Previously, anyone seeking to travel under these categories, which range from journalistic activity to humanitarian projects to educational experiences, had to make an application to the Treasury Department’s Office of Foreign Assets Control.
The changes mean that now no application is necessary for these kinds of trips.
The changes also mean that travelers will now be allowed to use US credit and debit cards in Cuba, and that there is no specific dollar limit on authorized expenses in Cuba.
“Authorized travelers will be allowed to engage in transactions ordinarily incident to travel within Cuba, including payment of living expenses and the acquisition in Cuba of goods for personal consumption there,” the Treasury Department said.
Travelers will also be able to import up to $400 worth of goods acquired in Cuba for personal use, with a maximum of $100 of alcohol or tobacco products.
And travel agents and airlines will be authorized to provide authorized travel and air carrier services without the need for a specific OFAC license as well.

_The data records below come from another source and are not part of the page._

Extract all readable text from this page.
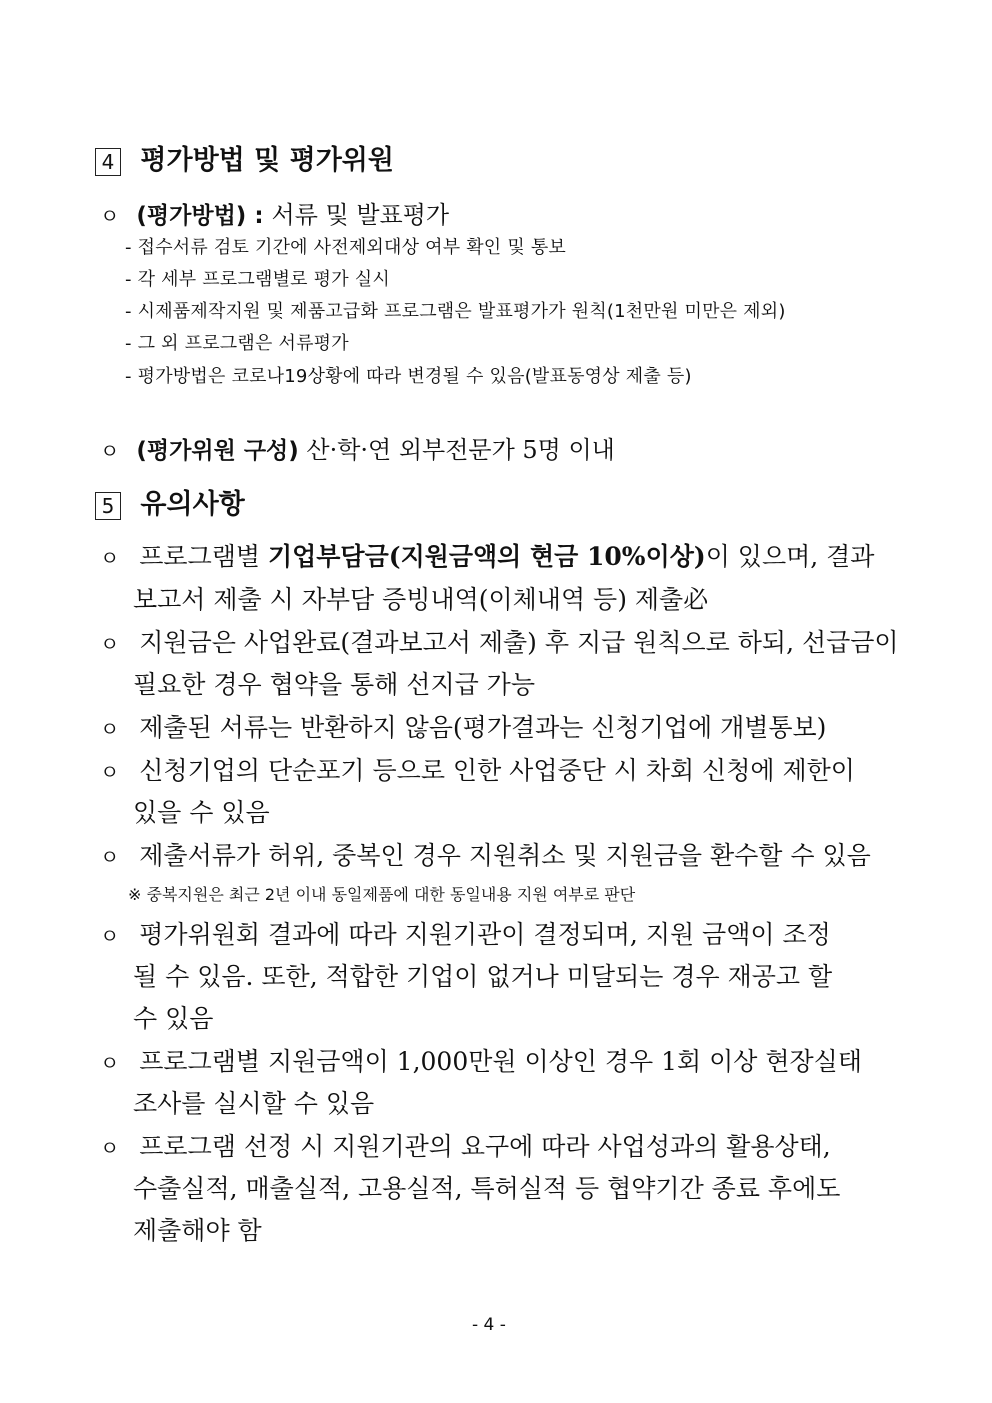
4 평가방법 및 평가위원
ㅇ (평가방법) : 서류 및 발표평가
- 접수서류 검토 기간에 사전제외대상 여부 확인 및 통보
- 각 세부 프로그램별로 평가 실시
- 시제품제작지원 및 제품고급화 프로그램은 발표평가가 원칙(1천만원 미만은 제외)
- 그 외 프로그램은 서류평가
- 평가방법은 코로나19상황에 따라 변경될 수 있음(발표동영상 제출 등)
ㅇ (평가위원 구성) 산·학·연 외부전문가 5명 이내
5 유의사항
ㅇ 프로그램별 기업부담금(지원금액의 현금 10%이상)이 있으며, 결과
보고서 제출 시 자부담 증빙내역(이체내역 등) 제출必
ㅇ 지원금은 사업완료(결과보고서 제출) 후 지급 원칙으로 하되, 선급금이
필요한 경우 협약을 통해 선지급 가능
ㅇ 제출된 서류는 반환하지 않음(평가결과는 신청기업에 개별통보)
ㅇ 신청기업의 단순포기 등으로 인한 사업중단 시 차회 신청에 제한이
있을 수 있음
ㅇ 제출서류가 허위, 중복인 경우 지원취소 및 지원금을 환수할 수 있음
※ 중복지원은 최근 2년 이내 동일제품에 대한 동일내용 지원 여부로 판단
ㅇ 평가위원회 결과에 따라 지원기관이 결정되며, 지원 금액이 조정
될 수 있음. 또한, 적합한 기업이 없거나 미달되는 경우 재공고 할
수 있음
ㅇ 프로그램별 지원금액이 1,000만원 이상인 경우 1회 이상 현장실태
조사를 실시할 수 있음
ㅇ 프로그램 선정 시 지원기관의 요구에 따라 사업성과의 활용상태,
수출실적, 매출실적, 고용실적, 특허실적 등 협약기간 종료 후에도
제출해야 함
- 4 -
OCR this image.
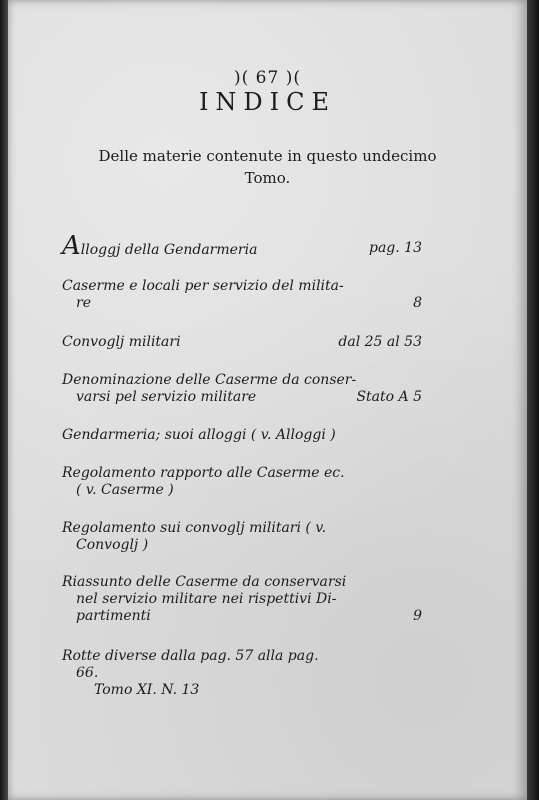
)( 67 )(
INDICE
Delle materie contenute in questo undecimo
Tomo.
Alloggj della Gendarmeria	pag. 13
Caserme e locali per servizio del milita-
re	8
Convoglj militari	dal 25 al 53
Denominazione delle Caserme da conser-
varsi pel servizio militare	Stato A 5
Gendarmeria; suoi alloggi ( v. Alloggi )
Regolamento rapporto alle Caserme ec.
( v. Caserme )
Regolamento sui convoglj militari ( v.
Convoglj )
Riassunto delle Caserme da conservarsi
nel servizio militare nei rispettivi Di-
partimenti	9
Rotte diverse dalla pag. 57 alla pag.
66.
Tomo XI. N. 13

“We firmly believe that allowing increased travel, commerce, and the flow of information to and from Cuba will allow the United States to better advance our interests and improve the lives of ordinary Cubans,” said Josh Earnest, US President Barack Obama’s Press Secretary. “Today, the U.S. Departments of the Treasury and Commerce took a significant step forward in delivering on the President’s new direction by publishing regulatory amendments to existing Cuba sanctions. These changes will immediately enable the American people to provide more resources to empower the Cuban population to become less dependent upon the state-driven economy, and help facilitate our growing relationship with the Cuban people.”